Fear the Worst: A Thriller

The first one over was Bert, who was all smiles. “You are the best,” he said. If he had any inkling that I’d witnessed his visit to the porn shop, he didn’t let on.

 

He wiped his hands on the rag that had been peeking out his front pocket, then reached into the box for a cherry-filled. Then, reconsidering, he held it out to me.

 

“Cherry’s your favorite, right?”

 

“No,” I said. “It’s all yours.”

 

“You’re sure?” he asked, the filling oozing out the side of the donut and over his fingers.

 

“Positive,” I said. I took a double chocolate to make the point.

 

“How you doin’?” he asked.

 

I smiled. “Okay,” I said. I figured he was referring to Syd. It was a topic few around the building wanted to address directly with me. I was the guy with the missing kid. It was like having a disease. People tended to steer clear; they didn’t know what to say.

 

When Syd had worked here last summer, she’d spent a lot of time with Bert and everyone else out here, and they’d all come to love her. She was the dealership gofer, doing anything and everything she was asked. Cleaning and polishing vehicles, changing license plates, doing coffee runs, restocking parts in the right bins, jockeying cars in the lot. She’d barely had her driver’s license, and wasn’t insured to take any of the cars in stock out on the road, but she moved them around the property like nobody’s business. She could practically back up an Odyssey van blindfolded, mastered the stick in an S2000. That was the thing about Syd. You only had to show her once how to do something.

 

Some other mechanics wandered over, grabbed a donut, mumbled some thanks, gave me a friendly punch in the arm, returned to work. Barb from the parts department, fiftyish, married four times, rumored to have given a tumble to half the guys out here, came out of her office and said, “There better be a chocolate one left in there.”

 

I held one out to her.

 

“No fucking coffee?” she said.

 

“Bite me,” I said.

 

“Where?” she asked, her eyes doing a little dance.

 

I went into the showroom and dropped into the chair behind my desk. My message light was flashing. I dialed immediately into my voice mail, but all I had was a call from someone wondering how much his 2001 Accord (“V6, spoiler, mags, metallic paint, really mint, you know, except I have a dog, and there are some urine stains on the upholstery”) might be worth.

 

Another message: “Hey, Tim, I called yesterday, didn’t leave a message, thought I’d try you today. Look, I know you’re going through a lot right now, what with Sydney running away and everything, but I’d really like to be there for you, you know? Is it something I did? Did I do something wrong? Because I thought we had something pretty good going. If I said something that made you angry, I wish you’d just tell me what it was and we could talk it out and whatever I did I won’t do it again. We were having some real fun, don’t you think? I’d really like to see you again. I could make you some dinner, maybe pick something up, bring it over. And listen, they had a sale the other day? At Victoria’s Secret? Picked up a couple things, you know? So give me a call if you get a chance. Or I can try you at home tonight. So, gotta go.”

 

Kate.

 

I fired up my computer and went to the website about Sydney. No emails, and judging by the counter that recorded visits to the site, no one had dropped by recently.
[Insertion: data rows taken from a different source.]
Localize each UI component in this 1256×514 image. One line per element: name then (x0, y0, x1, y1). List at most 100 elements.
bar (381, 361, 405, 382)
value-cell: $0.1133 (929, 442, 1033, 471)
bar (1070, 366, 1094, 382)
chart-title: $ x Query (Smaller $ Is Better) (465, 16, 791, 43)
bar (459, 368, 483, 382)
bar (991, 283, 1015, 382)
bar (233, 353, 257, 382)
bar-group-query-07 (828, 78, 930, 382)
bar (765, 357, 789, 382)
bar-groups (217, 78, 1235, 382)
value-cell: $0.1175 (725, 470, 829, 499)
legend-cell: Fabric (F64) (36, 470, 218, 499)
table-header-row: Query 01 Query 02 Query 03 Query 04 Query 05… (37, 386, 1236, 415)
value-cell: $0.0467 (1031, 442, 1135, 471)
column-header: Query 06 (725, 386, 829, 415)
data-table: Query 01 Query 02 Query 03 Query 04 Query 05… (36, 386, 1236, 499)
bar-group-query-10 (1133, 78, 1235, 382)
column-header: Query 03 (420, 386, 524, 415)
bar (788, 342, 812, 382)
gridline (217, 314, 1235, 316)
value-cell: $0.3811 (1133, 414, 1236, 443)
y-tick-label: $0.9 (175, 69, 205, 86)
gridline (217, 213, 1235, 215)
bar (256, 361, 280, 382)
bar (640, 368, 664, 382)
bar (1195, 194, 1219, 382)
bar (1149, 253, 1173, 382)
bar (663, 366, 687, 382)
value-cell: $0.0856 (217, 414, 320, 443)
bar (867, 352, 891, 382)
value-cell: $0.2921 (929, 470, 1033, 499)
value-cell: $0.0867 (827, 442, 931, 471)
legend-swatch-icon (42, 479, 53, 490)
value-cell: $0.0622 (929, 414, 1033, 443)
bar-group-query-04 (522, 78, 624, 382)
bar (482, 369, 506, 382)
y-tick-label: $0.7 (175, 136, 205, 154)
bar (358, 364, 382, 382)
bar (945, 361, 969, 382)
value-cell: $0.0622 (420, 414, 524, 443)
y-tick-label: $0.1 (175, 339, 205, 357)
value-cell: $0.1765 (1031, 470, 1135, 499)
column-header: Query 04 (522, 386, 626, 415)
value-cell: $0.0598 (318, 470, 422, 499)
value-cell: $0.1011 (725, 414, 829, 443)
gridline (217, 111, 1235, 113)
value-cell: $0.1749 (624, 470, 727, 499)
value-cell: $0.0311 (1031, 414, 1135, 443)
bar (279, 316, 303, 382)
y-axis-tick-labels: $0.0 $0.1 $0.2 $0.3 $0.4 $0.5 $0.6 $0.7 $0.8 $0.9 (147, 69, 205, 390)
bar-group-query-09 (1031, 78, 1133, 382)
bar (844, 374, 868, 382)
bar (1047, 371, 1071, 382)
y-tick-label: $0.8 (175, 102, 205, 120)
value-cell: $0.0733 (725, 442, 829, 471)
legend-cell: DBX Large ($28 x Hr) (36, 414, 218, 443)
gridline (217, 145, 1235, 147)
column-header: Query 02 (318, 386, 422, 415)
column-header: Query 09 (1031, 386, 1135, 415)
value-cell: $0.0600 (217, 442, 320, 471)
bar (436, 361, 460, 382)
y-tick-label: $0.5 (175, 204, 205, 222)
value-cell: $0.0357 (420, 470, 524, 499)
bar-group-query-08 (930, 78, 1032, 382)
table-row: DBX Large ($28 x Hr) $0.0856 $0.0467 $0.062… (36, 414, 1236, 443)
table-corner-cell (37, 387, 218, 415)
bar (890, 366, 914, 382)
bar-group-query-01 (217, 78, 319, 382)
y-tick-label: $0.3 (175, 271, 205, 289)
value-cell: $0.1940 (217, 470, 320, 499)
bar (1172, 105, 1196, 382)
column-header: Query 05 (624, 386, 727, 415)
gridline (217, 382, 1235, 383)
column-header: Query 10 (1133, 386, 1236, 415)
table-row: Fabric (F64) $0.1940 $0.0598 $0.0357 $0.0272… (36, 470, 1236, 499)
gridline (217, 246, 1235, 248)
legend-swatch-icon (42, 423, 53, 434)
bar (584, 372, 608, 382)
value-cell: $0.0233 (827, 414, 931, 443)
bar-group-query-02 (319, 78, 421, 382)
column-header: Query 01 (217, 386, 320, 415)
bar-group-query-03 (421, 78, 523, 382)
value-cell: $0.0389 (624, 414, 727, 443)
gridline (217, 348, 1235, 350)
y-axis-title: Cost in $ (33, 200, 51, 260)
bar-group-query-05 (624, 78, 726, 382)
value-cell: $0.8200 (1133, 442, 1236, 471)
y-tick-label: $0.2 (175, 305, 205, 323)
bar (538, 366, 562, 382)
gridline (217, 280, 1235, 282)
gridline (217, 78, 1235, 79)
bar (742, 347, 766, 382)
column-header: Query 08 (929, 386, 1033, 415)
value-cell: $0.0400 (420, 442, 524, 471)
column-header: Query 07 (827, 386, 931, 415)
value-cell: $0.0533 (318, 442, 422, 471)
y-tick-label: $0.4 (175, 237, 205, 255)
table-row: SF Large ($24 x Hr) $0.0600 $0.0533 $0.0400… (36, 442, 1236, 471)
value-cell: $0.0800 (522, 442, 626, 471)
My guess was the last person who’d been to the site was me, shortly after I’d gotten up that morning.

 

Maybe it was time to put another call in to Kip Jennings.

 

“Hey, Tim,” said a voice from the other side of my semi-cubicle wall.

 

It was Andy Hertz, our sales baby. He was only twenty-three, and had been with us a year. That was the thing about selling cars. You didn’t necessarily need a lot of education. If you could sell, you could sell. And the thing you had to remember was that you weren’t selling cars, you were selling yourself. Andy, good-looking in his smartly tailored clothes and brush cut, and undeniably charming, had no problem in that area, particularly with older women, who looked at him like he was their own son or maybe some boy toy they could take home.

 

Like a lot of guys new to the business, Andy started out hot. Came close to the top of the board a number of times. But again, like a lot of newbies, he seemed to hit a wall several months in. The mojo was gone. At least I had an excuse for not selling any cars this July, even if Laura Cantrell seemed unimpressed that it was a pretty good one. Andy’d hit a dry spell, and it was just one of those things.

 

His normal cheerfulness was not in evidence when I wheeled my chair around to see him.

 

“Andy,” I said.

 

“Laura wants to see me in five,” he said.

 

“Any last words you’d like me to pass along to your family?”

 

“Tim, really, I think she’s going to carve me out a new one,” he said.

 

“We all hit these kinds of stretches,” I said.